The State Department has no authority to close a Saudi-supported school criticized for violent teachings, a spokesman said Tuesday, despite an official request for guidance from the Northern Virginia county that leases space for the school’s main campus.
The department will “respond as appropriate” to Fairfax County supervisors, spokesman Rob McInturff said.
“We work with the Saudi government … to revise educational materials in Saudi Arabia, but this is a private school in the U.S.,” Mr. McInturff said. “We don’t monitor their activities or anything like that.”
Fairfax County Board of Supervisors Chairman Gerald E. Connolly sent a letter Monday to Secretary of State Condoleezza Rice, requesting that her department provide “specific direction” on the county’s lease with the Islamic Saudi Academy in light of a federal commission’s findings this month.
The U.S. Commission on International Religious Freedom found textbooks used at the 900-student private school included passages that blame the Jews for “discord” and say it is permissible for a Muslim to kill those who have left the faith, an adulterer or someone who has killed a Muslim intentionally, according to the panel.

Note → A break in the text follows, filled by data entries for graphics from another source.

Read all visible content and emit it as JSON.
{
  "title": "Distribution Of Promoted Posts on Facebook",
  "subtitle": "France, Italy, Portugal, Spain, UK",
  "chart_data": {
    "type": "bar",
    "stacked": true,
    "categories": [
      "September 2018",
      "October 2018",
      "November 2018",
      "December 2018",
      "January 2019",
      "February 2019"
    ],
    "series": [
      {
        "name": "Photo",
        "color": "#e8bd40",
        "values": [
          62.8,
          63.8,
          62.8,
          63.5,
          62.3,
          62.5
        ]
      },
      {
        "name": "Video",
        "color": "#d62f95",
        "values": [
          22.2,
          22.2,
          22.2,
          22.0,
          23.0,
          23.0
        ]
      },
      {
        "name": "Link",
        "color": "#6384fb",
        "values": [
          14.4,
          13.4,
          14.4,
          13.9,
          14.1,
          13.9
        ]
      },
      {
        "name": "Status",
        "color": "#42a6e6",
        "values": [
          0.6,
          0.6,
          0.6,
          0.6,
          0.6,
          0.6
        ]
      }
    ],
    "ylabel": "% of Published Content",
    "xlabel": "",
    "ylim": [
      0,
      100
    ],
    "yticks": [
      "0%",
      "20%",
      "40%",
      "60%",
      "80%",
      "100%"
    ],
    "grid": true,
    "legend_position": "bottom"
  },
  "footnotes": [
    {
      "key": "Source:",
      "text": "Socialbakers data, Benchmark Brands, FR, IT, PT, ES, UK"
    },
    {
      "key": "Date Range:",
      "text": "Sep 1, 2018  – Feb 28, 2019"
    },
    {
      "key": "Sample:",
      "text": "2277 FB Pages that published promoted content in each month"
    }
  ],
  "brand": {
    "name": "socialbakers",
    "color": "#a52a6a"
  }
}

The findings spurred calls for a public review of the textbooks and criticism of the county board, which voted unanimously in May, prior to the commission’s report, to continue leasing property for the school’s main campus in Alexandria through next June.
Mr. Connolly, a Democrat running for Congress in the 11th District, said the county’s lease is expressly “contingent upon and subject to the approval of the United States Department of State.”
“As a local government entity, Fairfax County is not capable of determining whether textbooks, written in Arabic, contain language that promotes violence or religious intolerance, or is otherwise offensive to the interests of the United States,” Mr. Connolly wrote.
Mr. McInturff confirmed that the department received the letter but had not yet reviewed it.
The federal panel last year recommended that State Department officials explore the possibility of closing the school under the Foreign Missions Act after failing to obtain the current textbooks and noting that official Saudi texts in the past have included language encouraging violence.
“My understanding at this point is that this doesn’t come under State Department jurisdiction,” Mr. McInturff said. “It would have to be credentialed by the State Department as an embassy or as a consulate. That to my knowledge has not happened to this school.”
However, the commission contends the act could give the secretary of state authority to take action to close the school. The act defines a foreign mission in part as “any mission to or agency or entity in the United States which is … substantially owned or effectively controlled by a foreign government.”
State officials would have authority over the school for reasons that include its apparent financial backing from the Saudi government and the fact its board chairman is Saudi Ambassador Adel A. Al-Jubeir, commission spokeswoman Judith Ingram said.
“That’s the crux of the disagreement,” she said.
The commission focused its recent review on 17 textbooks used during the past school year and obtained from independent sources.
The Saudi government has turned over textbooks to the State Department, which has not made the books public and cited a prior agreement with Saudi officials that books would be revised in time for the start of the next school year.
Academy officials said the federal panel’s report is “erroneous,” “contains mistranslated and misinterpreted texts” and focused on books that are no longer in use.
Rahima Abdullah, chairman of the school’s education department, said officials did not know the county was going to send a letter to the State Department but that the school is looking forward to hearing the department’s input.
“Just as Fairfax County is waiting to hear what the State Department says, so are we,” Ms. Abdullah said.
Meanwhile, Mr. Connolly’s letter noted the commission’s textbook review came to light after the board renewed the academy’s lease.
But his request for State Department input was criticized as a flip-flop by the National Republican Congressional Committee, which accused Mr. Connolly of “buckling under political pressure” after he accused critics of the academy of “slander” at the May public hearing.
Mr. Connolly, who faces Republican Keith S. Fimian in the November general election, could not be reached for comment.
Fairfax County began leasing the former Walt Whitman Intermediate School at 8333 Richmond Highway in Alexandria for the academy’s use Jan. 1, 1989. The Royal Embassy of Saudi Arabia leases the space for operation of the academy.
There have been five addendums to the lease, county spokeswoman Merni Fitzgerald said. The most recent extension, approved by the board May 19, will generate $2.2 million in rent for the county and contains an option to extend the lease for two additional one-year periods upon approval by both parties.
The county’s call for State Department intervention follows its own small-scale review of the Saudi school’s textbooks in October. A Fairfax County employee familiar with Arabic voluntarily reviewed textbooks provided by the school, but no written report was produced, Ms. Fitzgerald said.
At the board’s May 19 meeting, Supervisor Gerald W. Hyland - a Democrat who represents the Mount Vernon district, where the school is located - said the review did not give him the impression that hate was being taught at the academy.
But he said if a later review produced a different finding, “then certainly we would have to relook at the lease and decide what best to do.”